Autour de Cavi, se rallièrent les Noirs, les Nubiens et les Libyens : trente-sept hommes, sans compter Pandion et le Noir à la jambe cassée, qui s’était soulevé sur le coude et observait la scène d’un œil anxieux.

Trente-deux hommes passèrent à gauche, la tête baissée d’un air obstiné.

On partagea loyalement entre les deux groupes les cruches à eau et les armes, pour que les Asiatiques n’attribuent pas leur échec possible à un abus de pouvoir des camarades.

Leur chef à longue barbe les emmena à l’Est, vers le fleuve, sitôt le partage terminé, comme s’il craignait que le sentiment de solidarité n’ébranlât leur résolution. Les restants suivirent d’un long regard ces amis intrépides qui s’étaient séparés d’eux au seuil de la liberté ; puis ils retournèrent à leurs affaires avec des soupirs de tristesse. Ils ne sauraient jamais ce que deviendraient leurs compagnons, de même que les vaillants Asiatiques ignoreraient les vicissitudes de leur destin à eux.
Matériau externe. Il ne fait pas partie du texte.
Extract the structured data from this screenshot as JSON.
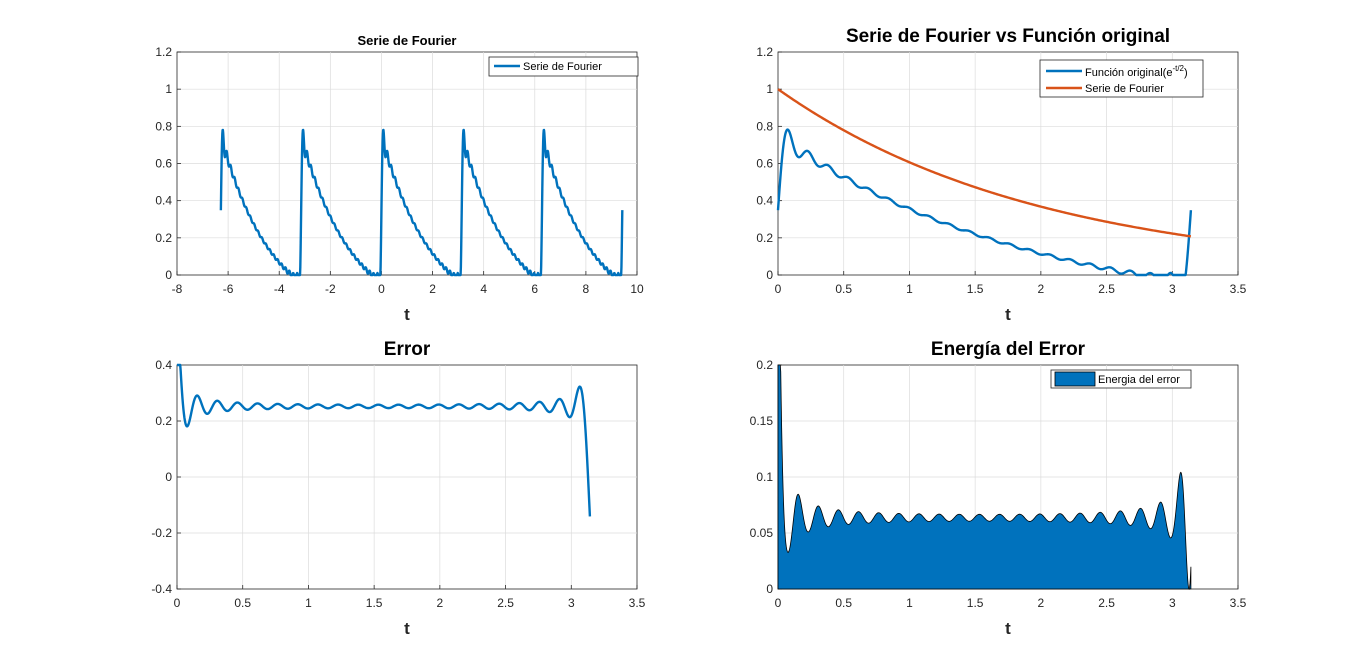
{
  "figure": {
    "background": "#ffffff"
  },
  "colors": {
    "series_blue": "#0072BD",
    "series_orange": "#D95319",
    "grid": "#dcdcdc",
    "axis": "#262626"
  },
  "chart_data": [
    {
      "id": "p1",
      "type": "line",
      "title": "Serie de Fourier",
      "title_style": "small",
      "xlabel": "t",
      "ylabel": "",
      "xlim": [
        -8,
        10
      ],
      "ylim": [
        0,
        1.2
      ],
      "xticks": [
        -8,
        -6,
        -4,
        -2,
        0,
        2,
        4,
        6,
        8,
        10
      ],
      "xtick_labels": [
        "-8",
        "-6",
        "-4",
        "-2",
        "0",
        "2",
        "4",
        "6",
        "8",
        "10"
      ],
      "yticks": [
        0,
        0.2,
        0.4,
        0.6,
        0.8,
        1,
        1.2
      ],
      "ytick_labels": [
        "0",
        "0.2",
        "0.4",
        "0.6",
        "0.8",
        "1",
        "1.2"
      ],
      "grid": true,
      "legend": {
        "placement": "top-right",
        "entries": [
          "Serie de Fourier"
        ]
      },
      "series": [
        {
          "name": "Serie de Fourier",
          "color": "#0072BD",
          "generator": "fourier_exp_periodic",
          "generator_params": {
            "harmonics": 20,
            "period_start": -6.2832,
            "period_end": 9.4248
          }
        }
      ]
    },
    {
      "id": "p2",
      "type": "line",
      "title": "Serie de Fourier vs Función original",
      "title_style": "large",
      "xlabel": "t",
      "ylabel": "",
      "xlim": [
        0,
        3.5
      ],
      "ylim": [
        0,
        1.2
      ],
      "xticks": [
        0,
        0.5,
        1,
        1.5,
        2,
        2.5,
        3,
        3.5
      ],
      "xtick_labels": [
        "0",
        "0.5",
        "1",
        "1.5",
        "2",
        "2.5",
        "3",
        "3.5"
      ],
      "yticks": [
        0,
        0.2,
        0.4,
        0.6,
        0.8,
        1,
        1.2
      ],
      "ytick_labels": [
        "0",
        "0.2",
        "0.4",
        "0.6",
        "0.8",
        "1",
        "1.2"
      ],
      "grid": true,
      "legend": {
        "placement": "top-right",
        "entries": [
          "Función original(e^-t/2)",
          "Serie de Fourier"
        ]
      },
      "series": [
        {
          "name": "Función original(e^-t/2)",
          "label_parts": {
            "base": "Función original(e",
            "sup": "-t/2",
            "tail": ")"
          },
          "color": "#0072BD",
          "generator": "fourier_exp_periodic",
          "generator_params": {
            "harmonics": 20,
            "period_start": 0,
            "period_end": 3.1416
          }
        },
        {
          "name": "Serie de Fourier",
          "color": "#D95319",
          "generator": "exp_neg_half",
          "generator_params": {
            "from": 0,
            "to": 3.1416
          }
        }
      ]
    },
    {
      "id": "p3",
      "type": "line",
      "title": "Error",
      "title_style": "large",
      "xlabel": "t",
      "ylabel": "",
      "xlim": [
        0,
        3.5
      ],
      "ylim": [
        -0.4,
        0.4
      ],
      "xticks": [
        0,
        0.5,
        1,
        1.5,
        2,
        2.5,
        3,
        3.5
      ],
      "xtick_labels": [
        "0",
        "0.5",
        "1",
        "1.5",
        "2",
        "2.5",
        "3",
        "3.5"
      ],
      "yticks": [
        -0.4,
        -0.2,
        0,
        0.2,
        0.4
      ],
      "ytick_labels": [
        "-0.4",
        "-0.2",
        "0",
        "0.2",
        "0.4"
      ],
      "grid": true,
      "legend": null,
      "series": [
        {
          "color": "#0072BD",
          "generator": "fourier_error",
          "generator_params": {
            "harmonics": 20,
            "from": 0,
            "to": 3.1416
          }
        }
      ]
    },
    {
      "id": "p4",
      "type": "area",
      "title": "Energía del Error",
      "title_style": "large",
      "xlabel": "t",
      "ylabel": "",
      "xlim": [
        0,
        3.5
      ],
      "ylim": [
        0,
        0.2
      ],
      "xticks": [
        0,
        0.5,
        1,
        1.5,
        2,
        2.5,
        3,
        3.5
      ],
      "xtick_labels": [
        "0",
        "0.5",
        "1",
        "1.5",
        "2",
        "2.5",
        "3",
        "3.5"
      ],
      "yticks": [
        0,
        0.05,
        0.1,
        0.15,
        0.2
      ],
      "ytick_labels": [
        "0",
        "0.05",
        "0.1",
        "0.15",
        "0.2"
      ],
      "grid": true,
      "legend": {
        "placement": "top-right",
        "entries": [
          "Energia del error"
        ]
      },
      "series": [
        {
          "name": "Energia del error",
          "color": "#0072BD",
          "edge_color": "#000000",
          "generator": "fourier_error_squared",
          "generator_params": {
            "harmonics": 20,
            "from": 0,
            "to": 3.1416
          }
        }
      ]
    }
  ]
}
« Jamais » : l’affreux mot, cependant inévitable pour les peuples éloignés les uns des autres par l’espace.

L’Étrusque et Kidogo, après avoir examiné Pandion et le Noir blessé, les transportèrent sous un arbre à la ramure grêle. Quand on essaya de soulever Akhmi, un cri horrible jaillit de sa gorge et la vie abandonna le courageux champion de la liberté.

Cavi conseilla aux Libyens de hisser le mort sur un arbre et de l’y attacher avec des cordes. C’est ce que l’on fit immédiatement ; le cadavre serait déchiqueté par les oiseaux rapaces, mais cela paraissait moins odieux que de le jeter en pâture aux hyènes puantes. D’un accord tacite, Cavi et Kidogo coupèrent plusieurs branches.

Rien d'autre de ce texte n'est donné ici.